Pagi itu, Nandita bergegas menyiapkan diri untuk pergi ke rumah Novel. Hari Jumat ini ia berencana berkumpul bersama teman-temannya, dan kebetulan ada martabak sisa semalam yang masih bisa dinikmati. Agar tidak mubazir, Nandita memutuskan untuk memanaskan martabak tersebut agar tetap enak saat disantap nanti.
Ia pun menuju dapur dan menatap magic com yang masih terlihat mengkilap karena baru saja dibeli oleh ibunya. Dengan inisiatifnya, Nandita mengeluarkan panci rice cooker dan hanya menggunakan tempat kukusan untuk memanaskan martabak. “Ah, ini sangat mudah. Tinggal ditaruh saja di sini, lalu dicolok listriknya,” gumamnya sambil tersenyum puas pada rencananya.
Tak lama setelah itu, Vira dan Diva tiba untuk menjemput Nandita. "Nandita, ayo cepat! Nanti terlambat!" seru Vira dari luar rumah. Dengan sedikit tergesa-gesa, Nandita mengambil tas dan berlari keluar rumah. Mereka pun memulai perjalanan menuju rumah Novel dengan ceria, membahas rencana kegiatan seru yang akan mereka lakukan.
Namun, di tengah perjalanan, Nandita tiba-tiba tertegun. “Aduh, martabak! Aku lupa bawa martabaknya!” serunya panik. Vira dan Dipa saling berpandangan, lalu memutuskan untuk kembali ke rumah Nandita agar martabak yang tertinggal itu bisa dibawa.
Sesampainya di rumah, saat Nandita masuk ke dapur, ia langsung mencium aroma yang sangat tidak sedap. Bau gosong itu begitu menyengat hingga membuatnya gugup. Dengan cepat, ia menghampiri magic com yang masih menyala dan segera mencabut aliran listrik. Ketika penutupnya dibuka, terlihatlah martabak yang sudah gosong, dan lebih buruk lagi, tempat kukusannya meleleh dan sudah tidak berbentuk seperti semula.
“Oh, tidak...” Nandita memegangi kepalanya dengan wajah pucat. Magic com yang baru dibeli ibunya kini rusak hanya karena keisengannya memanaskan martabak. Pikiran tentang wajah marah ibunya membuat hatinya semakin berat. Tapi ia tidak punya waktu untuk menyesali lebih lama, Vira dan Diva sudah menunggu di luar.

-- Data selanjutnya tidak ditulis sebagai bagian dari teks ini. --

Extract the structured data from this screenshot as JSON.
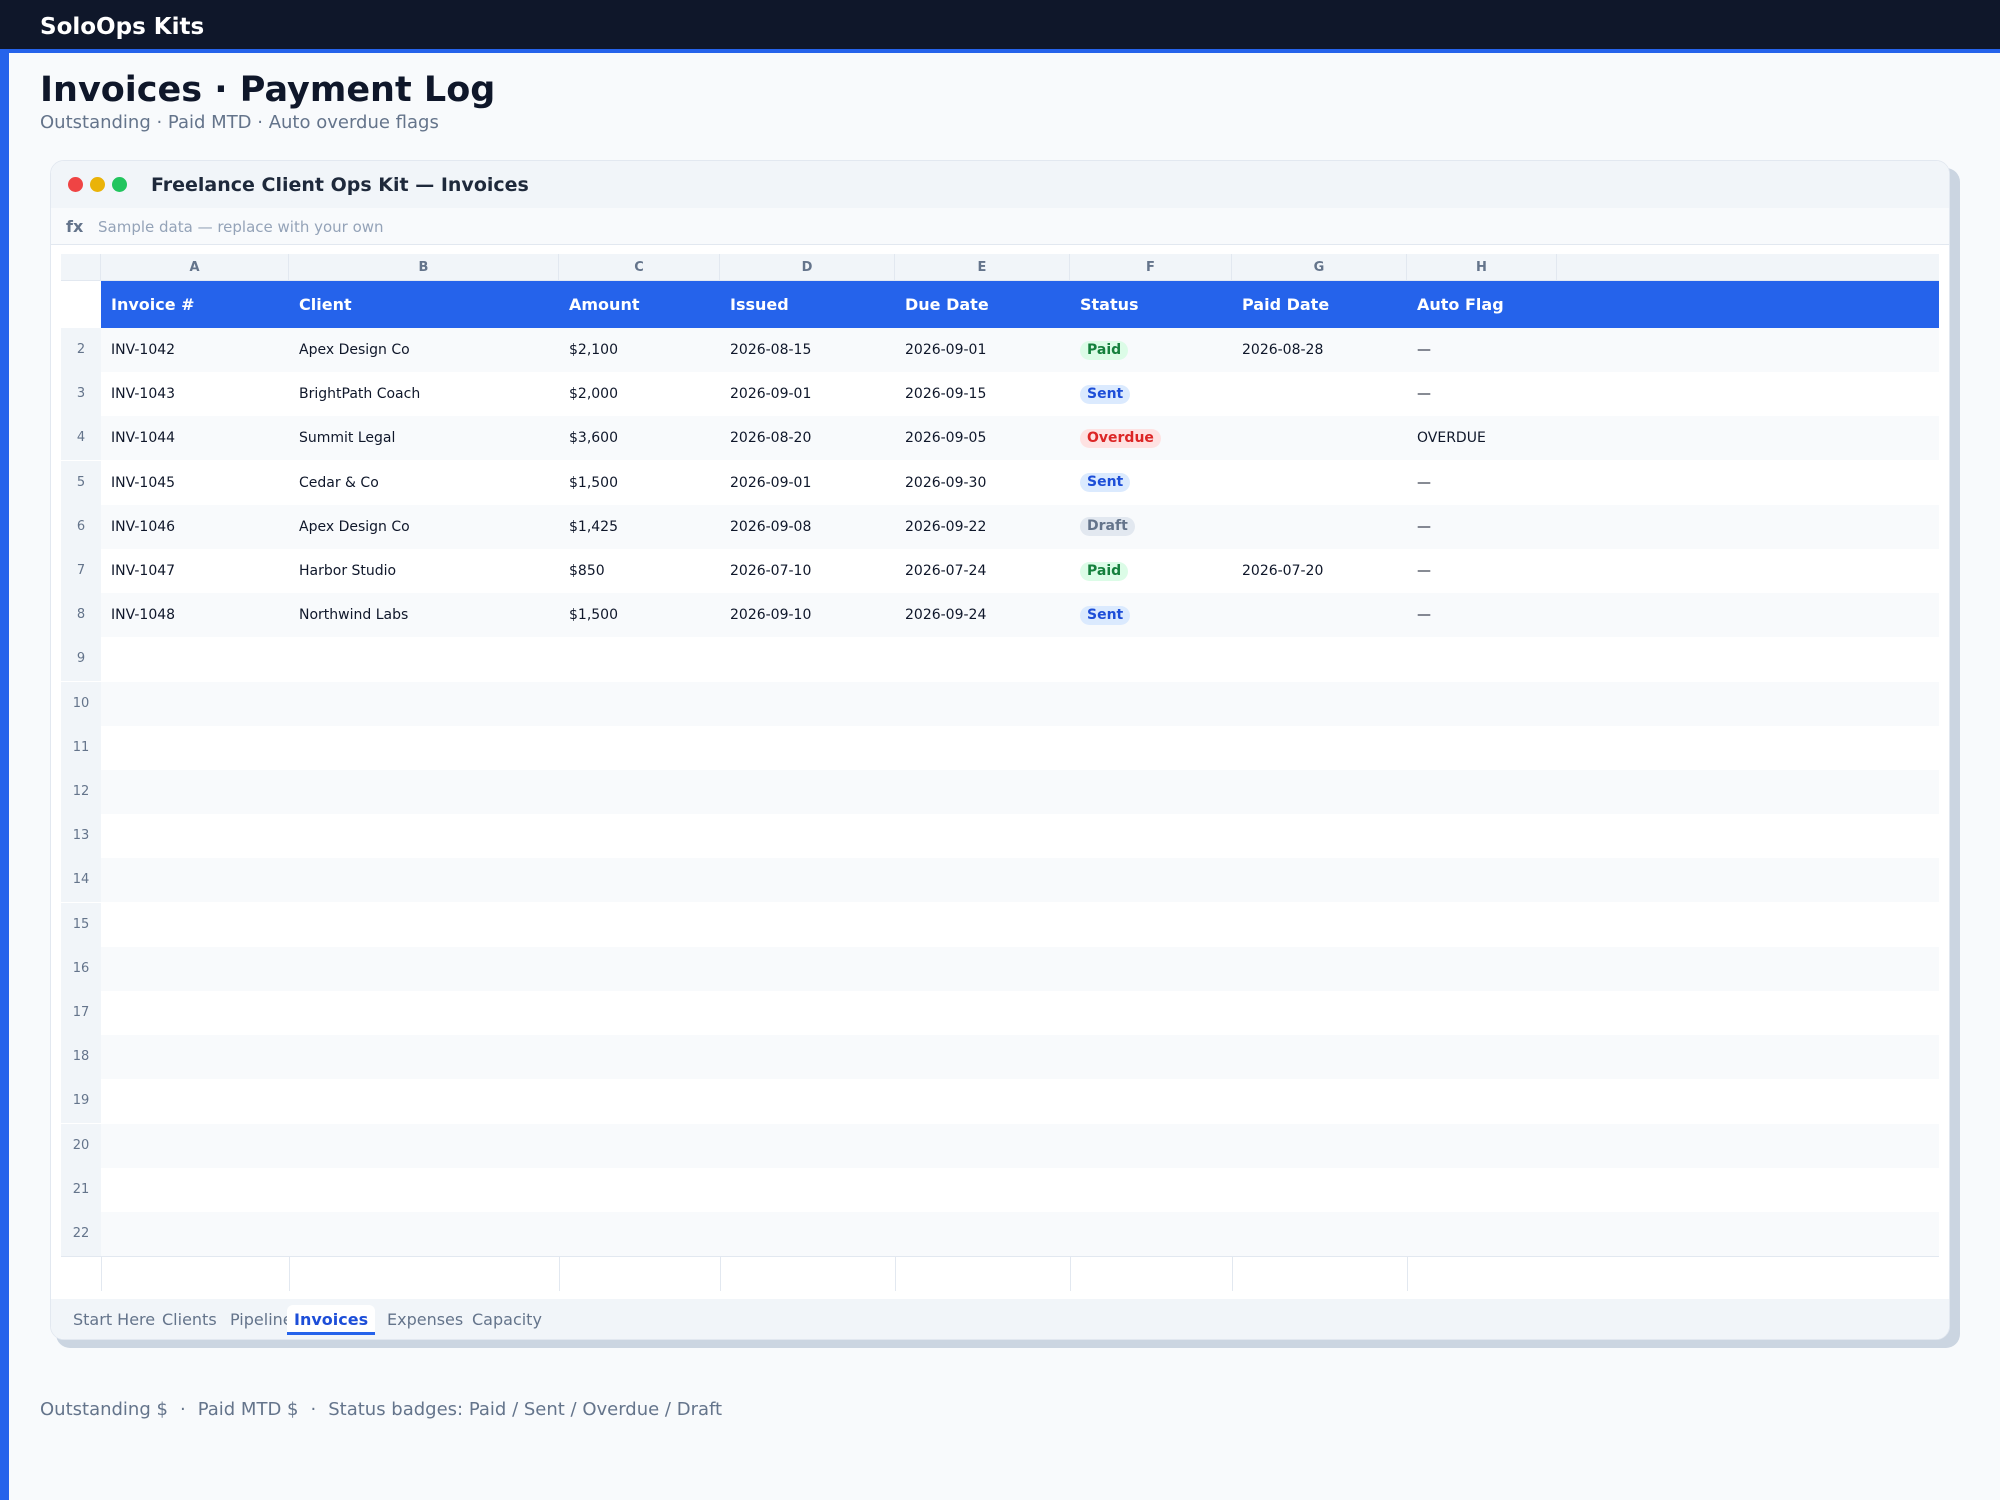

Dengan rasa bersalah yang menghantui, Nandita kembali berjalan menuju rumah Novel. Sepanjang perjalanan, pikirannya dipenuhi oleh apa yang akan ia katakan pada ibunya nanti. "Gimana ini, aku pasti kena marah besar," ucap Nandita dengan suara kecil.
Vira mencoba menenangkannya, “Tenang saja, Nan. Nanti kamu jelaskan saja apa yang terjadi. Siapa tahu Ibumu tidak terlalu marah.” Namun, Nandita tetap merasa cemas, dan tidak bisa sepenuhnya menikmati acara di rumah Novel.
Setelah selesai berkumpul, Nandita pulang dengan rasa bersalah. Di rumah, ia melihat ibunya sedang duduk di ruang tamu. “Kamu sudah pulang, Nandita?” sapa ibunya dengan senyum. Tapi Nandita bisa merasakan kecurigaan dalam sorot mata ibunya.
Ia pun memberanikan diri, “Bu, maaf... magic com baru itu..”
“Magic com baru itu kenapa?” potong ibunya dengan nada tinggi.
“Martabaknya gosong, dan tempat kukusannya… meleleh,” jawab Nandita, menundukkan kepala.
Ibunya terdiam sejenak, lalu menghela napas panjang. "Aduh, Nandita... Kamu ini ada-ada saja. Ya sudah, lain kali jangan coba-coba lagi pakai magic com untuk hal yang aneh-aneh. Kamu beruntung tidak terjadi kebakaran."
Nandita terkejut, tidak menyangka ibunya bisa sebaik itu. Ia segera meminta maaf dan memeluk ibunya dengan perasaan lega. Meskipun begitu, Nandita pelajaran hal berharga bahwa inisiatif tanpa pengetahuan yang memadai dapat berakhir dengan bencana.